The code I have in mind will dedicate the generation of the tarball to the
workers as I guess it can be quite time costly for large repo.
One challenge I see with this feature is: how to prevent it from being used to
DDoS an instance?
Say, how to prevent bots/spammers from asking a tarball for every commit in the
kernel git repo? That'd fill up disk space pretty quickly and lead to DDoS for
everybody else.
Few things I have in mind:
- Do no re-generate the tarball for commits for which we already generated one
- Clean tarballs on a regular basis (say we keep them 6h, 12h or 24h)
- Prevent users from generating more than X tarballs per hours (say 3?)
Anything else you can think of that would help mitigate this potential issue?
I think you're on the right track, but a few things to keep in mind:
People will expect that if you're generating tarballs of a tag that it
follows name-gittag.(tar.gz|zip).

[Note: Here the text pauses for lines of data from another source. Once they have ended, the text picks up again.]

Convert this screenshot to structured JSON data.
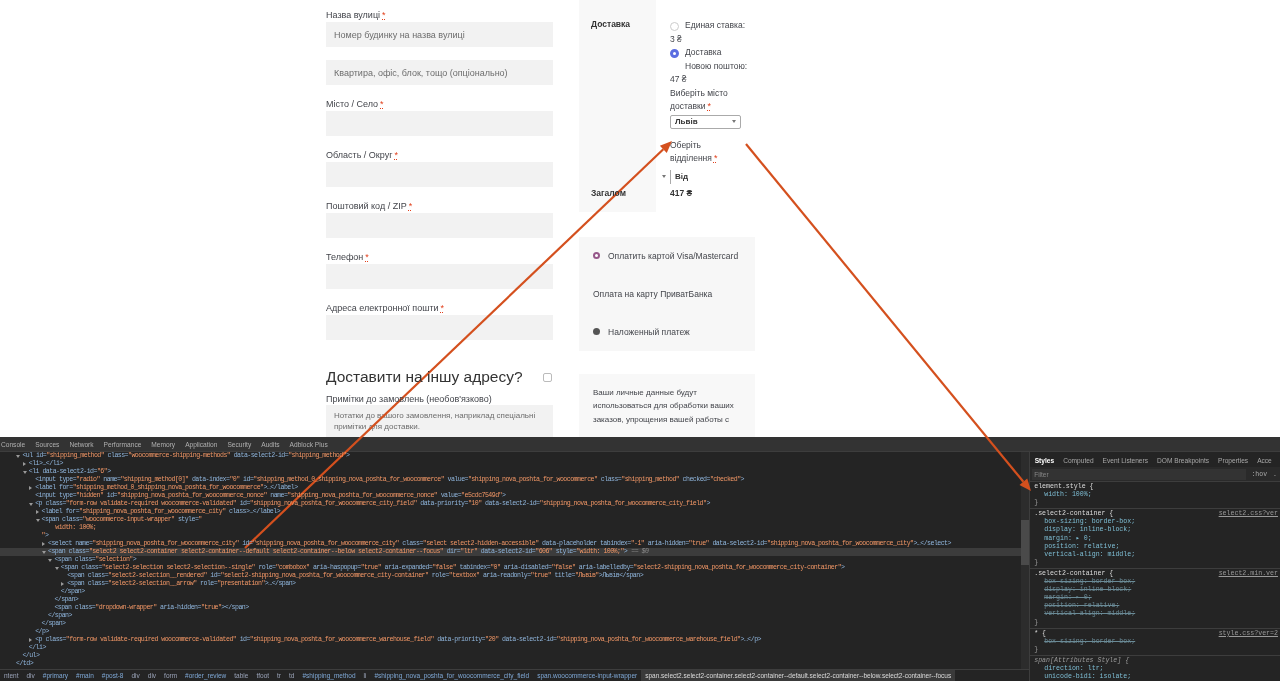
{
  "checkout_form": {
    "fields": [
      {
        "label": "Назва вулиці",
        "required_mark": "*",
        "placeholder": "Номер будинку на назва вулиці"
      },
      {
        "placeholder": "Квартира, офіс, блок, тощо (опціонально)"
      },
      {
        "label": "Місто / Село",
        "required_mark": "*"
      },
      {
        "label": "Область / Округ",
        "required_mark": "*"
      },
      {
        "label": "Поштовий код / ZIP",
        "required_mark": "*"
      },
      {
        "label": "Телефон",
        "required_mark": "*"
      },
      {
        "label": "Адреса електронної пошти",
        "required_mark": "*"
      }
    ],
    "ship_elsewhere": {
      "heading": "Доставити на іншу адресу?",
      "checked": false
    },
    "notes": {
      "label": "Примітки до замовлень (необов'язково)",
      "placeholder": "Нотатки до вашого замовлення, наприклад спеціальні примітки для доставки."
    }
  },
  "order_review": {
    "shipping": {
      "label": "Доставка",
      "options": [
        {
          "label": "Единая ставка:",
          "price": "3 ₴",
          "selected": false
        },
        {
          "label": "Доставка Новою поштою:",
          "price": "47 ₴",
          "selected": true
        }
      ],
      "city": {
        "label": "Виберіть місто доставки",
        "required_mark": "*",
        "value": "Львів"
      },
      "warehouse": {
        "label": "Оберіть відділення",
        "required_mark": "*",
        "value": "Від"
      }
    },
    "total": {
      "label": "Загалом",
      "value": "417 ₴"
    }
  },
  "payment_methods": [
    {
      "kind": "radio",
      "label": "Оплатить картой Visa/Mastercard",
      "selected": true
    },
    {
      "kind": "plain",
      "label": "Оплата на карту ПриватБанка",
      "selected": false
    },
    {
      "kind": "radio",
      "label": "Наложенный платеж",
      "selected": false
    }
  ],
  "privacy_note": "Ваши личные данные будут использоваться для обработки ваших заказов, упрощения вашей работы с",
  "devtools": {
    "tabs": [
      {
        "label": "Console",
        "selected": false
      },
      {
        "label": "Sources",
        "selected": false
      },
      {
        "label": "Network",
        "selected": false
      },
      {
        "label": "Performance",
        "selected": false
      },
      {
        "label": "Memory",
        "selected": false
      },
      {
        "label": "Application",
        "selected": false
      },
      {
        "label": "Security",
        "selected": false
      },
      {
        "label": "Audits",
        "selected": false
      },
      {
        "label": "Adblock Plus",
        "selected": false
      }
    ],
    "dom_tree": {
      "close": "</td>",
      "selected": false,
      "expanded": true,
      "children": [
        {
          "open": "<ul id=\"shipping_method\" class=\"woocommerce-shipping-methods\" data-select2-id=\"shipping_method\">",
          "close": "</ul>",
          "expanded": true,
          "selected": false,
          "children": [
            {
              "open": "<li>…</li>",
              "expanded": false,
              "selected": false
            },
            {
              "open": "<li data-select2-id=\"6\">",
              "close": "</li>",
              "expanded": true,
              "selected": false,
              "children": [
                {
                  "open": "<input type=\"radio\" name=\"shipping_method[0]\" data-index=\"0\" id=\"shipping_method_0_shipping_nova_poshta_for_woocommerce\" value=\"shipping_nova_poshta_for_woocommerce\" class=\"shipping_method\" checked=\"checked\">",
                  "selected": false
                },
                {
                  "open": "<label for=\"shipping_method_0_shipping_nova_poshta_for_woocommerce\">…</label>",
                  "expanded": false,
                  "selected": false
                },
                {
                  "open": "<input type=\"hidden\" id=\"shipping_nova_poshta_for_woocommerce_nonce\" name=\"shipping_nova_poshta_for_woocommerce_nonce\" value=\"e5cdc7549d\">",
                  "selected": false
                },
                {
                  "open": "<p class=\"form-row validate-required woocommerce-validated\" id=\"shipping_nova_poshta_for_woocommerce_city_field\" data-priority=\"10\" data-select2-id=\"shipping_nova_poshta_for_woocommerce_city_field\">",
                  "close": "</p>",
                  "expanded": true,
                  "selected": false,
                  "children": [
                    {
                      "open": "<label for=\"shipping_nova_poshta_for_woocommerce_city\" class>…</label>",
                      "expanded": false,
                      "selected": false
                    },
                    {
                      "open": "<span class=\"woocommerce-input-wrapper\" style=\"\n    width: 100%;\n\">",
                      "close": "</span>",
                      "expanded": true,
                      "selected": false,
                      "children": [
                        {
                          "open": "<select name=\"shipping_nova_poshta_for_woocommerce_city\" id=\"shipping_nova_poshta_for_woocommerce_city\" class=\"select select2-hidden-accessible\" data-placeholder tabindex=\"-1\" aria-hidden=\"true\" data-select2-id=\"shipping_nova_poshta_for_woocommerce_city\">…</select>",
                          "expanded": false,
                          "selected": false
                        },
                        {
                          "open": "<span class=\"select2 select2-container select2-container--default select2-container--below select2-container--focus\" dir=\"ltr\" data-select2-id=\"606\" style=\"width: 100%;\">",
                          "marker": "== $0",
                          "close": "</span>",
                          "expanded": true,
                          "selected": true,
                          "children": [
                            {
                              "open": "<span class=\"selection\">",
                              "close": "</span>",
                              "expanded": true,
                              "selected": false,
                              "children": [
                                {
                                  "open": "<span class=\"select2-selection select2-selection--single\" role=\"combobox\" aria-haspopup=\"true\" aria-expanded=\"false\" tabindex=\"0\" aria-disabled=\"false\" aria-labelledby=\"select2-shipping_nova_poshta_for_woocommerce_city-container\">",
                                  "close": "</span>",
                                  "expanded": true,
                                  "selected": false,
                                  "children": [
                                    {
                                      "open": "<span class=\"select2-selection__rendered\" id=\"select2-shipping_nova_poshta_for_woocommerce_city-container\" role=\"textbox\" aria-readonly=\"true\" title=\"Львів\">Львів</span>",
                                      "selected": false
                                    },
                                    {
                                      "open": "<span class=\"select2-selection__arrow\" role=\"presentation\">…</span>",
                                      "expanded": false,
                                      "selected": false
                                    }
                                  ]
                                }
                              ]
                            },
                            {
                              "open": "<span class=\"dropdown-wrapper\" aria-hidden=\"true\"></span>",
                              "selected": false
                            }
                          ]
                        }
                      ]
                    }
                  ]
                },
                {
                  "open": "<p class=\"form-row validate-required woocommerce-validated\" id=\"shipping_nova_poshta_for_woocommerce_warehouse_field\" data-priority=\"20\" data-select2-id=\"shipping_nova_poshta_for_woocommerce_warehouse_field\">…</p>",
                  "expanded": false,
                  "selected": false
                }
              ]
            }
          ]
        }
      ]
    },
    "breadcrumbs": [
      {
        "label": "ntent",
        "kind": "tag",
        "selected": false
      },
      {
        "label": "div",
        "kind": "tag",
        "selected": false
      },
      {
        "label": "#primary",
        "kind": "id",
        "selected": false
      },
      {
        "label": "#main",
        "kind": "id",
        "selected": false
      },
      {
        "label": "#post-8",
        "kind": "id",
        "selected": false
      },
      {
        "label": "div",
        "kind": "tag",
        "selected": false
      },
      {
        "label": "div",
        "kind": "tag",
        "selected": false
      },
      {
        "label": "form",
        "kind": "tag",
        "selected": false
      },
      {
        "label": "#order_review",
        "kind": "id",
        "selected": false
      },
      {
        "label": "table",
        "kind": "tag",
        "selected": false
      },
      {
        "label": "tfoot",
        "kind": "tag",
        "selected": false
      },
      {
        "label": "tr",
        "kind": "tag",
        "selected": false
      },
      {
        "label": "td",
        "kind": "tag",
        "selected": false
      },
      {
        "label": "#shipping_method",
        "kind": "id",
        "selected": false
      },
      {
        "label": "li",
        "kind": "tag",
        "selected": false
      },
      {
        "label": "#shipping_nova_poshta_for_woocommerce_city_field",
        "kind": "id",
        "selected": false
      },
      {
        "label": "span.woocommerce-input-wrapper",
        "kind": "id",
        "selected": false
      },
      {
        "label": "span.select2.select2-container.select2-container--default.select2-container--below.select2-container--focus",
        "kind": "id",
        "selected": true
      }
    ],
    "styles_panel": {
      "tabs": [
        {
          "label": "Styles",
          "selected": true
        },
        {
          "label": "Computed",
          "selected": false
        },
        {
          "label": "Event Listeners",
          "selected": false
        },
        {
          "label": "DOM Breakpoints",
          "selected": false
        },
        {
          "label": "Properties",
          "selected": false
        },
        {
          "label": "Acce",
          "selected": false
        }
      ],
      "filter": {
        "placeholder": "Filter"
      },
      "toggles": [
        ":hov",
        "."
      ],
      "rules": [
        {
          "selector": "element.style {",
          "close": "}",
          "properties": [
            {
              "text": "width: 100%;",
              "overridden": false
            }
          ]
        },
        {
          "selector": ".select2-container {",
          "source": "select2.css?ver",
          "close": "}",
          "properties": [
            {
              "text": "box-sizing: border-box;",
              "overridden": false
            },
            {
              "text": "display: inline-block;",
              "overridden": false
            },
            {
              "text": "margin: ▸ 0;",
              "overridden": false
            },
            {
              "text": "position: relative;",
              "overridden": false
            },
            {
              "text": "vertical-align: middle;",
              "overridden": false
            }
          ]
        },
        {
          "selector": ".select2-container {",
          "source": "select2.min.ver",
          "close": "}",
          "properties": [
            {
              "text": "box-sizing: border-box;",
              "overridden": true
            },
            {
              "text": "display: inline-block;",
              "overridden": true
            },
            {
              "text": "margin: ▸ 0;",
              "overridden": true
            },
            {
              "text": "position: relative;",
              "overridden": true
            },
            {
              "text": "vertical-align: middle;",
              "overridden": true
            }
          ]
        },
        {
          "selector": "* {",
          "source": "style.css?ver=2",
          "close": "}",
          "properties": [
            {
              "text": "box-sizing: border-box;",
              "overridden": true
            }
          ]
        },
        {
          "selector": "span[Attributes Style] {",
          "kind": "user-agent",
          "properties": [
            {
              "text": "direction: ltr;",
              "overridden": false
            },
            {
              "text": "unicode-bidi: isolate;",
              "overridden": false
            }
          ]
        }
      ]
    }
  }
}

In this case, you'll want to
maintain some kind of reference to the git commit that the tarball was
generated from in case the tag is updated to a new commit, so that the
tarballs can be expired then. Same goes for branch refs.
If a tarball has been requested of a particular commit, and then the
commit disappears from the history (rebase or whatnot), then we should
clean up cached tarballs then as well.
If neither of those cases happen, tarballs generated for tags probably
can be cached for a lot longer than branch refs or commits.
As for cleaning tarballs and prevent users from generating them, these
should ideally be configurable, but have good defaults. For example,
I'd say that cleaning tarballs every 24 hours is probably a good
default, and preventing users from generating more than 5 tarballs an
hour is probably fine. If we have a means of scaling out the tarball
generation service, then there could even be a case where more may be
allowed or something like that.
Finally, you probably will want to only allow zip and tar.gz, since
the other formats are more expensive to compress and increase the
likelihood of stalling out the system.
--
真実はいつも一つ!/ Always, there's only one truth!